( An excerpted version of this review originally appeared in LOLA #13, Fall 2002;
this unedited review text has been provided to the artist by the author. )

Mark Laliberte - Teenage DNA
Common Ground (Windsor, ON)
May 10 - 22, 2002

(Review by David Morand)

As a collage artist, Mark Laliberte has the unique ability to constantly reinvent himself. The last time I saw his work, he had created a series of near-photographic posthuman paper doll portraits in stark black & white that seemed focused on a rip-and-tear process left purposefully visible. A year later, he's back with a new body of work, this time an ultra-clean full colour conceptual piece entitled Teenage DNA, a project that revels in its own razor sharp precision. For this series, one work was created each week throughout all of 2001, oddly enough totalling 53 pieces, specifically corresponding to the number of Mondays in that year. This structural timeline has been emphasized when the work was finally presented in Common Ground for its first complete viewing, laid out as a visual calendar in a massive and rather lop-sided set of four seasonal grids (damn that occasional fifth Monday in the month!) Each collage was created directly onto the interiors of those small metal cartridges that are left over when you shoot off Polaroid film, acting as a repetitive framing structure/panel border for these rather visceral little scenes.
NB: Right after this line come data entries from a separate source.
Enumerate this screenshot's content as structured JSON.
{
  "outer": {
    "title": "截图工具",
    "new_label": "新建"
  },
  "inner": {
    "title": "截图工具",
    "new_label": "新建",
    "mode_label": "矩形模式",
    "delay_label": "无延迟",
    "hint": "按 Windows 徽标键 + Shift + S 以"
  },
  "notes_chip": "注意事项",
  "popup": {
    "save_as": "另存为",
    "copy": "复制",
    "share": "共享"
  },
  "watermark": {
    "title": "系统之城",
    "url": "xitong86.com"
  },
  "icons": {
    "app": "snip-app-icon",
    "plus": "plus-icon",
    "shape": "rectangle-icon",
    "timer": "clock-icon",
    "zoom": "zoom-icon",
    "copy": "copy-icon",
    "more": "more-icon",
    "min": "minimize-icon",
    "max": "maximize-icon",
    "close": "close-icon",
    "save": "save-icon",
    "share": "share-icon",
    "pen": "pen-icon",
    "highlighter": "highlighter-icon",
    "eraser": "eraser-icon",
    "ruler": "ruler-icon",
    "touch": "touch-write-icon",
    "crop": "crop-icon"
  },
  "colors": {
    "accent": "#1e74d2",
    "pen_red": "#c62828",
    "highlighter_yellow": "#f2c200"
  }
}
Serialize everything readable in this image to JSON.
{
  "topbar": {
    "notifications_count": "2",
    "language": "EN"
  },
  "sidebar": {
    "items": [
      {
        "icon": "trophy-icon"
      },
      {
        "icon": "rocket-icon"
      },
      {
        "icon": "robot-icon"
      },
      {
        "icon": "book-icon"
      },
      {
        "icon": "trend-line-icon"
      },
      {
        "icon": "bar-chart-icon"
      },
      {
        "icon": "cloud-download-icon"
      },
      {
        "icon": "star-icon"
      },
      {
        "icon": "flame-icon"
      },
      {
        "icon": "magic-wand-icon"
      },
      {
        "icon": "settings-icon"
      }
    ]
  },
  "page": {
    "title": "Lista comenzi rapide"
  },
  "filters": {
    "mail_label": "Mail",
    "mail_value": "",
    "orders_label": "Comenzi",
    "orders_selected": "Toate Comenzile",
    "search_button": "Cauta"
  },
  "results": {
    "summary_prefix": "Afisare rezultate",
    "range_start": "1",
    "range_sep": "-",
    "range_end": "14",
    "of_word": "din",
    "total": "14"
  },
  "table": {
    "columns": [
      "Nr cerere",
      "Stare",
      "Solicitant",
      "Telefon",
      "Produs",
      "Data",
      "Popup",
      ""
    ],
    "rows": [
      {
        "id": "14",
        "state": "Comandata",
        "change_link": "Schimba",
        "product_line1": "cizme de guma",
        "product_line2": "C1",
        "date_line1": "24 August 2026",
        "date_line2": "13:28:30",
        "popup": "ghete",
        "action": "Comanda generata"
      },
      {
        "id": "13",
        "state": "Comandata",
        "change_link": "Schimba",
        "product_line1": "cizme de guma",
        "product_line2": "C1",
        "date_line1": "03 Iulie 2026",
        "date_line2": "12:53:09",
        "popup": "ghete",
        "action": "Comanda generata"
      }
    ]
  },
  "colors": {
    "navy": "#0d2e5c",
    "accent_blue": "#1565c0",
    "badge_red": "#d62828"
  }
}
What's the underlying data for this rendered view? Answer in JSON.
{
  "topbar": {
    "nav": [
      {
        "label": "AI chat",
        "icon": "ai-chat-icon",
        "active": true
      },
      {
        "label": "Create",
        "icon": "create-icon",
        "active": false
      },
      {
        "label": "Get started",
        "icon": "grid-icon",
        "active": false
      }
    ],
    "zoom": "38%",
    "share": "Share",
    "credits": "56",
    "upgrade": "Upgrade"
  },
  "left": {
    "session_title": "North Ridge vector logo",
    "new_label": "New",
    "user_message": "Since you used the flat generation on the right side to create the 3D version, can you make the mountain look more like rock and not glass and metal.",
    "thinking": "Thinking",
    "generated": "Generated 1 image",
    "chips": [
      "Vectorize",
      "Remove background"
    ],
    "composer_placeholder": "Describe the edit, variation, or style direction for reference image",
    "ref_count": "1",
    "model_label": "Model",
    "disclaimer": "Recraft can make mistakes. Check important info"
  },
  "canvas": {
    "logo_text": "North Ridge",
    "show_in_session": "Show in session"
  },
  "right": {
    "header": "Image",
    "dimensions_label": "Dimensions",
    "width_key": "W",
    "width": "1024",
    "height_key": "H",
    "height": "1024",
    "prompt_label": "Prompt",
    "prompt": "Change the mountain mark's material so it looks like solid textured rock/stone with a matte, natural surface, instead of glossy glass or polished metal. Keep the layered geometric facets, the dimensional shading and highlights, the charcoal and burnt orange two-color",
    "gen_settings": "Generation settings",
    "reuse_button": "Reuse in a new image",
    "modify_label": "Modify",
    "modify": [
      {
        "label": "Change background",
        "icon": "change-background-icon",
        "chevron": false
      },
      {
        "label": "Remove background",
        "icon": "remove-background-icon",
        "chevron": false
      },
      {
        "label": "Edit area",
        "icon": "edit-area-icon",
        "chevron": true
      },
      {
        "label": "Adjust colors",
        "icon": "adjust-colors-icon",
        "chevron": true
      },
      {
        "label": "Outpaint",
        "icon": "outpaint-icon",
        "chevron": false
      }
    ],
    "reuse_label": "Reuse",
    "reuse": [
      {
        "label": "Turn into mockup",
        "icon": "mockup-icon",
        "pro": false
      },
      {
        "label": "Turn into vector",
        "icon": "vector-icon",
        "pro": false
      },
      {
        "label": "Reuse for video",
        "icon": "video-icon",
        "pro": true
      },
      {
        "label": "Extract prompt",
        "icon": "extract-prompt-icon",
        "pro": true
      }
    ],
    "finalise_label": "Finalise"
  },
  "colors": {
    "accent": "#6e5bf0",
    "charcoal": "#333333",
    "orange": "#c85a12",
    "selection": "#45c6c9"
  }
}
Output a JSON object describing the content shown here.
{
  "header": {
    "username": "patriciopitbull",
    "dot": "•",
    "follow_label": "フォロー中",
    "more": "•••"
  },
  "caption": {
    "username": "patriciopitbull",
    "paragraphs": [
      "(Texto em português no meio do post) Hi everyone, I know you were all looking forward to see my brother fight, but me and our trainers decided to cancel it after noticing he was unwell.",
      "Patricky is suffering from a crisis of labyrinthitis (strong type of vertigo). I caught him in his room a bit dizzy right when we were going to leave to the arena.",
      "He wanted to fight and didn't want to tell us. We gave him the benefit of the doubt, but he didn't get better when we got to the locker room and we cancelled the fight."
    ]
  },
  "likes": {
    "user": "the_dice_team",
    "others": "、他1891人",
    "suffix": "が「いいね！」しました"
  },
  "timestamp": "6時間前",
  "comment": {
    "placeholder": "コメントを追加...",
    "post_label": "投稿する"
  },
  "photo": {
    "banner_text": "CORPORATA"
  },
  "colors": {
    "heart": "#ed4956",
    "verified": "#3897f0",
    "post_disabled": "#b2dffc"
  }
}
Despite a wide mix of source material, a visual resonance exists throughout the entire body of work that is at times remarkable. Laliberte manages to create small interconnected scenic images that are simple yet lush, with a range of abstract thoughts and half-hidden meanings laced throughout. Narrative threads weave through the calendar with a dry, dark sense of humour present at all times, though no actual linear storyline surfaces in the traditional sense of narrative. Occasionally, the works reverberate with real life: plane crashes seem to dominate the September/October period, for instance, though the crash motif was already established earlier in the project, seeded into the mix by the artists admitted fear of flying. As an image maker, Laliberte surfaces as a kind of urban surrealist whose vision is deeply rooted in all manner of contemporary sub-culture, and Teenage DNA makes me think of Max Ernst alive today and messing his way through a stack of modern magazines and comics, stripping away all the fluff and cutting into something entirely new.